È un denso e impegnativo libro l’ultima fatica editoriale di Dario Cornati, sacerdote milanese e docente presso la Facoltà Teologica dell’Italia settentrionale, che mette a tema una questione che sta da diverso tempo a cuore la teologia: l’amore o, per meglio usare il termine usato nell’opera, l’affezione.
A partire da un’intuizione lanciata diverso tempo fa da un grande teologo come Hans Urs von Balthasar, per il quale «l’amore è più ampio dell’essere, è il trascendentale in assoluto che riassume la realtà dell’essere, della verità e della bontà» (Solo l’amore è credibile), il teologo opera un itinerario nella storia della filosofia che punto dritto ad un ricostruzione «di una metafisica della verità e della giustizia dell’amore, finalmente apprezzato come il nome stesso dell’essere, o se preferite: come il senso più affidabile e il fondamento più solido di tutto ciò che è» (p. 13).
Questo spiega e motiva non solo la lunghezza e l’ampiezza dell’opera, ma la ricerca, probabilmente durata anni, che vi sta dietro. Molto apprezzabile, infatti, risulta essere nel suo complesso, al di là del linguaggio che talvolta può sembrare ostico per chi non è “addetto ai lavori”, la profondità e l’acutezza di un logos che sa andare oltre certe consolidate ricezioni di alcune figure, giustificato sempre con un’abbondanza di dettagli bibliografici che risultano mai banali, mai scontati. Il risultato è davvero positivo anche perché la teologia si è talmente concentrata su questioni di carattere metafisico nel tentativo di accreditarsi come scienza da svuotare l’essere da ogni riferimento affettivo. Inoltre il discorso sull’amore sconfina in retorica al tal punto che sembra perso ogni legame con la verità e giustizia degli affetti.

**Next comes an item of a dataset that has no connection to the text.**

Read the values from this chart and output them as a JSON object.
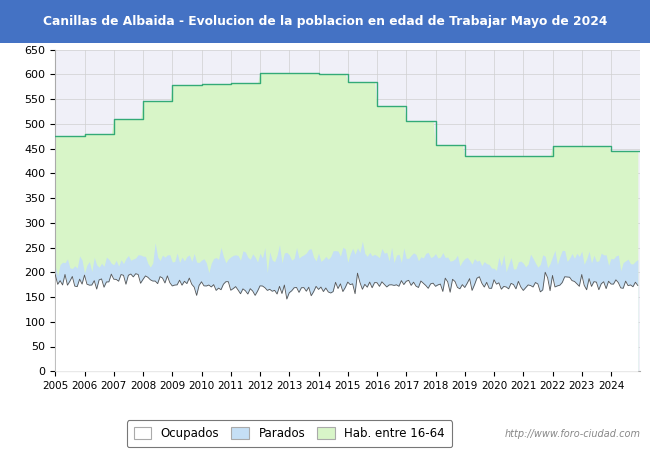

Presentare l’affezione, pertanto, per come essa è nella sua realtà e si dimostra nella persona di Gesù diventa, un’impresa non facile. In primis perché essa non sembra degna di un logos e, dunque, incapace di generare un sapere. Paolo nel suo celebre inno alla carità afferma: «Se conoscessi tutti i misteri e tutta la scienza, ma non avessi agape, non sono nulla». Pertanto l’amore “supera” la scienza, di esso noi viviamo e possiamo parlarne. In secondo luogo perché l’affezione nell’attuale contesto è presentata con caratteri troppo languidi e pallidi, per non dire mielosi, da non essere più in grado di dire quel mistero che è, allo stesso tempo, all’origine e destino dell’uomo.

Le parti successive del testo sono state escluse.